SURİYE BUGÜNLERE NASIL GELDİ
Suriye denklemi,bölgesel-küresel düzendeki etkileşimler,Doç. Dr. Emel Parlar Dal,
Suriye Denklemi ve bölgesel-küresel düzendeki etkileşimler.,
İSTANBUL - Doç. Dr. Emel Parlar Dal*
23.01.2017
*[Doç. Dr. Emel Parlar Dal. Marmara Üniversitesi, Siyasal Bilgiler Fakültesi, Uluslararası İlişkiler Bölümü]
Türkiye’nin Ortadoğu ile ilgili ilk önceliği Suriye krizinin barışçıl yollarla ve de tercihen Esedsiz olarak en kısa sürede bir siyasi çözüme kavuşarak bölgesel güçlerin garantörlüğü altında çözülmesi.
Suriye denklemi ve bölgesel-küresel düzendeki etkileşimler
Suriye iç savaşının yeni bir boyut kazandığı Halep savaşı sonrası dönemde Suriyeli muhalifler, Esed rejimi ve bölgesel aktörler olan Türkiye, İran ve Rusya’yı aynı masada toplayan Astana görüşmelerinden nasıl bir sonuç çıkacağına dair belirsizlikler devam ediyor. Görüşmelerin seyrinin ve olası sonuçlarının Türk dış politikasına etkilerini gerek bölgesel gerekse de küresel ölçekte anlamak önem arz ediyor.

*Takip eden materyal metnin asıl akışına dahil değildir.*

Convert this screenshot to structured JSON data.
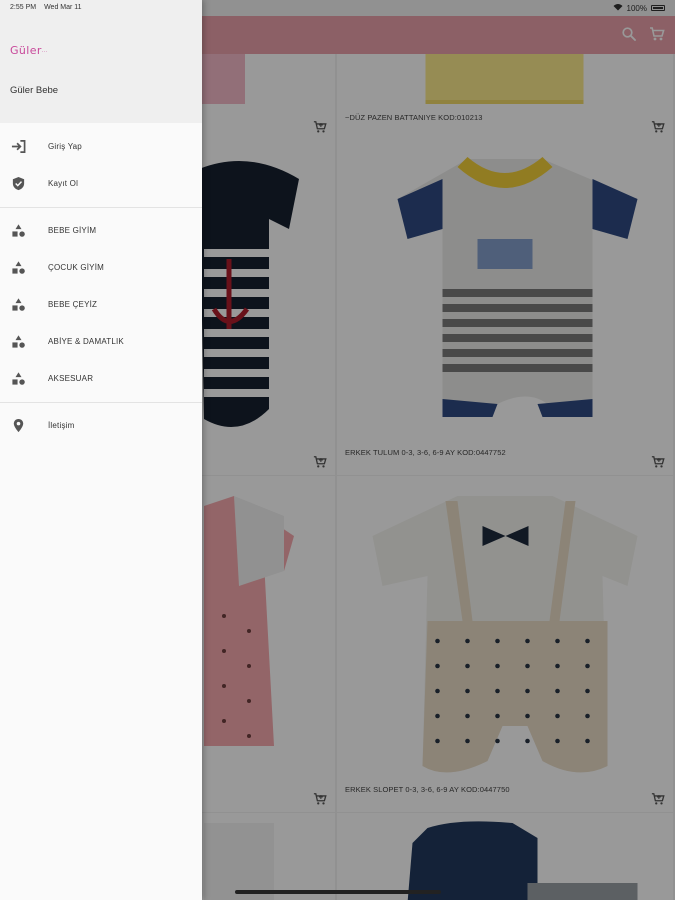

Suriye krizinin Türkiye’nin 2000’li yılların başında ideolojik ve stratejik altyapısını yeniden inşa etmeye başladığı Ortadoğu politikasının seyrine ve kazanımlarına etkilerinin olumsuz cereyan ettiği dikkate alındığında, altı yıldır süren iç savaşın sona ermesini en çok arzu eden devletlerin başında Türkiye’nin geldiğini söyleyebiliriz. Esasen Suriye savaşı, başlamış olduğu 2011 yılından itibaren Batı/Amerikan ya da başka bir deyişle, ‘hegemon sonrası uluslararası sistemin’ değişim sancılarının en iyi gözlemlenebildiği yerlerden biri oldu. Öyle ki süregelen bölgesel düzensizlik hali, bir süre sonra Batı tarafından adeta içselleştirildi ve olumsuz etkileri, kendilerini doğrudan hedef aldığı noktaya kadar sürdürülebilir / katlanılabillir olarak görüldü.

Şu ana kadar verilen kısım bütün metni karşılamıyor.